In the book however, Mumford takes the stand that a city and its conceptual features are directly correlate able with its more prominent features. The size a city develops into and its ability to have meaningful social relations among the city residents, are for instance, correlated to a fault. While it is true that the size of the city influenced the kind of relationships between the town’s inhabitants, it is not definitively relatable the size of a city to the quality of its relationships. There was a major oversight from Mumford in generalizing a trend historically observed to future trends, as human being behavior is highly adaptable due to their advanced intellectual capability. Some cities, in fact, have made tremendous leaps towards achieving a social lifestyle that is concerned for the welfare of the others. While it is impossible to know even a small fraction of fellow residents in the modern megalopolis, the number of people the modern city dwellers interacts with in a social level is far much greater than the residents of the ancient cities. While the low populations in the cities enabled the intimate relationships between residents, the modern city is highly populous and the interactions between much more populous than the ancient city residents experienced
Mumford, in his book makes important assertion and important conclusions, but his generalization of the fate of the city based on its observable characteristics is highly under informed. Modern cities, owing to the ever-surging human population would barely manage to construct models of living as Mumford envisaged as the perfect city. The dynamics at work are much more different and administrative and systems are much more advanced and complicated. Mumford views the current megalopolis as exposing humanity to annihilation through nuclear warfare. The sheer fact of people living in concentrated settlements making them easy targets of war. While this might be true, the population of the world has exponentially risen over the past few centuries. Without the cities as they exist today, human life would be very difficult, if not impossible for the modern man. The need to live in central places far overweighs the need to disperse settlements. It is far mar easier to provide services and products to many people at once in a huge city than it would be economically viable over smaller far apart cities.

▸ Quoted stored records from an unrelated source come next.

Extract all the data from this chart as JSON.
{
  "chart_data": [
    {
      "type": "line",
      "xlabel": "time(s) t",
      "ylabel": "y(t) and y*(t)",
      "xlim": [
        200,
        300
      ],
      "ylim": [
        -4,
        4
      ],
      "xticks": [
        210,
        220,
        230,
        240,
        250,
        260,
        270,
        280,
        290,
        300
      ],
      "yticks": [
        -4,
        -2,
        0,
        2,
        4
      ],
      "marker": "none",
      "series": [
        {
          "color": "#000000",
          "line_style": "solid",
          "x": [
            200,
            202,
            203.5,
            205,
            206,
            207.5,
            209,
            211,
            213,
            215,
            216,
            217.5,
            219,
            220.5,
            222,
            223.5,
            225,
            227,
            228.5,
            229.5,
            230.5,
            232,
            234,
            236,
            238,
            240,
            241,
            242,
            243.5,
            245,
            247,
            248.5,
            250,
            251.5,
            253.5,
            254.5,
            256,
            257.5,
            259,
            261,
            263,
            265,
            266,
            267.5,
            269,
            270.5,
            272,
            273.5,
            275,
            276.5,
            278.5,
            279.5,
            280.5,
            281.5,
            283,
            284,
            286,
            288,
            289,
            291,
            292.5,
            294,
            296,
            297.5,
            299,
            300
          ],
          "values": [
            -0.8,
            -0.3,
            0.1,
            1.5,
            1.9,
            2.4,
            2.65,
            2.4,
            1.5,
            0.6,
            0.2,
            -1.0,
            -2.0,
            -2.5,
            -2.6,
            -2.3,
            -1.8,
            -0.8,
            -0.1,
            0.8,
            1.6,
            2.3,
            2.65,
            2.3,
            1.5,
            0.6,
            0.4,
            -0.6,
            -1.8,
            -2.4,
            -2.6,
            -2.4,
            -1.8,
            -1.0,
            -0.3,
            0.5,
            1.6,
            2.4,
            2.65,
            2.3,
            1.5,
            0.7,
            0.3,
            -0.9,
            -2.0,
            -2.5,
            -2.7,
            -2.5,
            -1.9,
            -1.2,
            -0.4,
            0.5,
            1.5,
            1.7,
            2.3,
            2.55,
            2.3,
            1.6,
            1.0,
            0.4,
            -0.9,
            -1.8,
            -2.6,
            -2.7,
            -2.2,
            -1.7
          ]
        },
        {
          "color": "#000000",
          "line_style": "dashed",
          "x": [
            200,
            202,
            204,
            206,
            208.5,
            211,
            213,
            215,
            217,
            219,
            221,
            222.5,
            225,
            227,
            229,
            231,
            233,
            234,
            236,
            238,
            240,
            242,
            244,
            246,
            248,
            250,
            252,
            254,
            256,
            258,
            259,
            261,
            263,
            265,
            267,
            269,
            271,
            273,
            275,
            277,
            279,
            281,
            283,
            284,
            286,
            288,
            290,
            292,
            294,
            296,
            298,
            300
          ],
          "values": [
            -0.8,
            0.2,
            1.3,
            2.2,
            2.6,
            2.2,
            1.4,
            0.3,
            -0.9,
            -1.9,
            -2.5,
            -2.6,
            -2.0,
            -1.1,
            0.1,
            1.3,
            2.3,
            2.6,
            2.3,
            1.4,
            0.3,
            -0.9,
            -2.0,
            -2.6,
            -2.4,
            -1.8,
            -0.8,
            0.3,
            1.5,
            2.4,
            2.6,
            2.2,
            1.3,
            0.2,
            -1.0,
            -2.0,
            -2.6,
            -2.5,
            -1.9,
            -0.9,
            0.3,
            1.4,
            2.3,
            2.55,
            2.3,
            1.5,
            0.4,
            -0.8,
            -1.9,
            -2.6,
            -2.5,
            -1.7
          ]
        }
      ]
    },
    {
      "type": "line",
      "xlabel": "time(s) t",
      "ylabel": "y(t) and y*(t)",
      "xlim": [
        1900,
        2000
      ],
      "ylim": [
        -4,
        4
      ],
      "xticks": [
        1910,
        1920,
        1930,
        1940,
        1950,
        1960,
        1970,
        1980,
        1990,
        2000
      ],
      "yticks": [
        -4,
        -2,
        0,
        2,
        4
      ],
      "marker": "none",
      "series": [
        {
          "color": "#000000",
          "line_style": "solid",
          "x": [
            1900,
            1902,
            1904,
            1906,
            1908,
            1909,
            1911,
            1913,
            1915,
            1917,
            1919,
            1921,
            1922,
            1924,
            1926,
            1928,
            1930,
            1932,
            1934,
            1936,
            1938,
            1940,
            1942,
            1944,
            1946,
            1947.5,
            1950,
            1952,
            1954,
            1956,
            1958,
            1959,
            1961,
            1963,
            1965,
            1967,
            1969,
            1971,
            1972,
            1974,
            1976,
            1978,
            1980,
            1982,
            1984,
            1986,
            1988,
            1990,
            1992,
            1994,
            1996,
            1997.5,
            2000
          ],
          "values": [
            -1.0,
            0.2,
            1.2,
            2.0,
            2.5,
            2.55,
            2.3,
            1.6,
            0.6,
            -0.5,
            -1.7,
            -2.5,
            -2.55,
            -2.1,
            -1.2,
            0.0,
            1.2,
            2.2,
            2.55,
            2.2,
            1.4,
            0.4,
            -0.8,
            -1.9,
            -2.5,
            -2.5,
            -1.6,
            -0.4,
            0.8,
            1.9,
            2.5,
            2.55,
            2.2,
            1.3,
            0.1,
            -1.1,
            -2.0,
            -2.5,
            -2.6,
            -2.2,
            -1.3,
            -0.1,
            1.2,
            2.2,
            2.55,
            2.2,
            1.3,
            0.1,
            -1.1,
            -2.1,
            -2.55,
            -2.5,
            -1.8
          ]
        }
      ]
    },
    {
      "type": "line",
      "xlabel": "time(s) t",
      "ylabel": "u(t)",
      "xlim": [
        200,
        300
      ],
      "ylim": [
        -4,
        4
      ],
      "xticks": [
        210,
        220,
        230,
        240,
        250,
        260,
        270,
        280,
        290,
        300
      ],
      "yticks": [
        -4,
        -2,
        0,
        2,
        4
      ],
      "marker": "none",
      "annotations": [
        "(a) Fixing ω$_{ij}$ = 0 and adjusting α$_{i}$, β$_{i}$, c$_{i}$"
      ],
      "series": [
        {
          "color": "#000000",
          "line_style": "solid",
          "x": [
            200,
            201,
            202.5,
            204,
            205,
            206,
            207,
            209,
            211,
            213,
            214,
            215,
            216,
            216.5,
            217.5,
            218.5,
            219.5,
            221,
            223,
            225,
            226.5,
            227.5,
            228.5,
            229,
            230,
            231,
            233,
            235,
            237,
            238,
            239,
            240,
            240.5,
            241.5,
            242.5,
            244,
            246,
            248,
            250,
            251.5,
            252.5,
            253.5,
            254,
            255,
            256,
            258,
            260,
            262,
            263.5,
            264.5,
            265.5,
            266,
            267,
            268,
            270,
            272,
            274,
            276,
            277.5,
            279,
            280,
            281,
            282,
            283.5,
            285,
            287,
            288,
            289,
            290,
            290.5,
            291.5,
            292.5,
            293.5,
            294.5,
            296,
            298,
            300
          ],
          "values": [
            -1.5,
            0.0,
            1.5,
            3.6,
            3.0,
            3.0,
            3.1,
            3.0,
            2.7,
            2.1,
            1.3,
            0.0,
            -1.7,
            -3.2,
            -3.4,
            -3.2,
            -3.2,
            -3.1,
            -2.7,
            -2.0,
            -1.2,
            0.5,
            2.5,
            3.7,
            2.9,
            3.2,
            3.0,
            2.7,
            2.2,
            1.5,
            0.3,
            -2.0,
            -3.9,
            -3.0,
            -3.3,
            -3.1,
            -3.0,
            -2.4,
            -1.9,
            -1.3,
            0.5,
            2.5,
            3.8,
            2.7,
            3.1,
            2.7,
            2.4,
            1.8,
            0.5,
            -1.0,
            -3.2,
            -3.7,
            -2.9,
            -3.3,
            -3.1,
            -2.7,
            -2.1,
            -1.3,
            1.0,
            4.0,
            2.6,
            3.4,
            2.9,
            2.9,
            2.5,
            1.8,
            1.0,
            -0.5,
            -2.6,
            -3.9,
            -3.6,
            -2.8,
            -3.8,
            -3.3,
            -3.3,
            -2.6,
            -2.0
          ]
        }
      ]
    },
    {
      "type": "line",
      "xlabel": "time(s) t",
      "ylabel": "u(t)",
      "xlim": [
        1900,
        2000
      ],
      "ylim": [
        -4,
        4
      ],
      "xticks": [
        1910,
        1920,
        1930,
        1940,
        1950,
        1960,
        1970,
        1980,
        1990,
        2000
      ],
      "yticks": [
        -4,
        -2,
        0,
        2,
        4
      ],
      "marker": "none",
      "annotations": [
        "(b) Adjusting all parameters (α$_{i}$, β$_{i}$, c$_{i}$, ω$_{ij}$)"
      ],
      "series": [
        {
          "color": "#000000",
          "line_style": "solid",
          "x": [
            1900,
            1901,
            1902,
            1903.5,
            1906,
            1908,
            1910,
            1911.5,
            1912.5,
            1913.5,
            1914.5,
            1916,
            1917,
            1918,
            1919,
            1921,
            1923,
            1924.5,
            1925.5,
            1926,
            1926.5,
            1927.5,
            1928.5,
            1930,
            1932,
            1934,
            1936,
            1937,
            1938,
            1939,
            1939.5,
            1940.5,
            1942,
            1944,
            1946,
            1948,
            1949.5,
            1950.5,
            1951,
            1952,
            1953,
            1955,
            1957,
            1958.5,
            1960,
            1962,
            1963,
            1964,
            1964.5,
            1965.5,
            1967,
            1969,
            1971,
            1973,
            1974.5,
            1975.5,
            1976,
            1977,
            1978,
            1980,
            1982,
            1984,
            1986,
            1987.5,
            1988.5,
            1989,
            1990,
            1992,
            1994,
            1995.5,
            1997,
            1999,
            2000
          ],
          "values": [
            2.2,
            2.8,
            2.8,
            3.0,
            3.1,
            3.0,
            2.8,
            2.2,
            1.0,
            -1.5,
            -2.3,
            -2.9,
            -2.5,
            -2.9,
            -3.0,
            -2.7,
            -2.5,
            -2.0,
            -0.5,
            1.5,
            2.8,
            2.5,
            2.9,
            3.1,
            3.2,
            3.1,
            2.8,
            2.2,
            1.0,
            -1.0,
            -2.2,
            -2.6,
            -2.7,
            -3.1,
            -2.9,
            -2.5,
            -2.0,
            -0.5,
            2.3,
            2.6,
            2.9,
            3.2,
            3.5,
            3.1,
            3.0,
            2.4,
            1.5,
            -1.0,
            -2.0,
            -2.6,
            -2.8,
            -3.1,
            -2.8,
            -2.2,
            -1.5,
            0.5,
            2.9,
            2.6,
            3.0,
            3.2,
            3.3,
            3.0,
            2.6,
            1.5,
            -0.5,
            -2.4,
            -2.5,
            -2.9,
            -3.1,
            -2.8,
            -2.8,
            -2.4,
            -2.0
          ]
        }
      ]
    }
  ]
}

Humans did not lose the ability to be humans by inhabiting the modern capitalistic city, they just responded intuitively to changing times and conditions. If humans had preserved the ancient intimate cities, production would not have continued being viable and there would be probably more chaos than presently witnessed. The perfect model for this argument is an observation of the traditional tribes of some developing countries. In Kenya\, for instance, the semi-nomadic tribes of the arid north of the country are in constant dispute amongst tribes over resources such as pasture and watering holes. While their maintenance of their traditional intimate clan setting nurtures their relationship as clan members, they lack touch with the wider populace. The city therefore as we know it today, had several influences upon human life than Mumford gives it credit.